Les films que nous présentons n’ont pas encore forcément de distributeur français. Quand j’ai lancé le festival, j’étais moi-même exploitant et distributeur et j’avais sorti les premiers films de Carax, Jarmusch, Assayas, donc je savais qu’il y avait une curiosité évidente des distributeurs pour les premiers longs. Mais j’avais aussi bien conscience du fait qu’un festival ne pouvait pas créer un marché de premiers films car c’est un segment trop fragile. La vocation d’un festival comme Angers, c’est de repérer des auteurs, de faire le tri parce que c’est quand même compliqué de voir tout ce qui se produit en Europe, mais aussi d’exposer ce qui a marqué l’année cinématographique en termes de découvertes car on peut parfois perdre un peu de vue un film après sa première mondiale. Aujourd’hui, les distributeurs font très bien leur travail et je pense qu’il n’y a pas beaucoup de films qui leur échappent, mais nous sommes là pour les aider et ils sont très présents à Angers, notamment lors des projections des films d’école de cinéma. Nous leur apportons également un public, la possibilité d’écouter les salles, car ils sont de plus en plus attentifs à la manière dont les films sont reçus. A Angers, les premiers longs métrages sont d’ailleurs projetés dans la plus grande salle, celle de 1300 places et nous faisons toujours le plein. Les réalisateurs sont là et il y a un véritable retour du public, ce qui est très utile aux professionnels. Évidemment, on ne tombe pas toujours sur un premier long qui annonce avec certitude une très grande carrière et certains films ont plus de difficulté que d’autres à trouver une place sur le marché, même en France où nous sommes privilégiés, mais cela ne doit pas diminuer l’attention qu’il faut absolument porter aux premières œuvres.

Avec 84 000 entrées enregistrées l’an dernier, Premiers Plans est un festival très populaire. Que vous inspire ce succès ?
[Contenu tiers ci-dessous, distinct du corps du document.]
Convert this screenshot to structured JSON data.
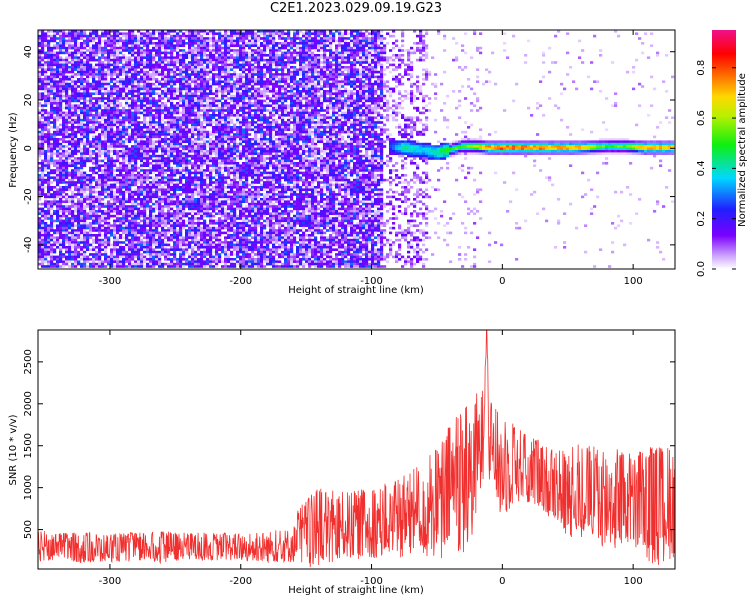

Les festivals sont des alliés des exploitants. Aider les salles, c’est bien, mais lors d’un festival, il y a un enthousiasme, un parfum de fête, un état d’esprit qui sont très différents pour le spectateur par rapport à une séance normale en cours d’année. D’une certaine manière, c’est peut-être un peu comme revenir aux origines du cinéma, car le public d’un festival ne sait pas ce qu’il va découvrir, il y a élément de surprise comme pour un professionnel à Cannes qui assiste à une première mondiale, une dimension de plaisir qu’il ne faut surtout pas négliger. Projeter dans une ville comme Angers des premiers films européens inédits qui font venir un public très nombreux, en particulier les jeunes de 15 à 25 ans, c’est participer à la formation des spectateurs de demain et c’est très important pour l’ensemble de la profession de favoriser cette exposition. Car si le cinéma européen circule bien dans le monde, c’est très souvent car les festivals sont une sorte de tremplin avant les sorties en salles en stimulant l’appétence des spectateurs pour les œuvres européennes.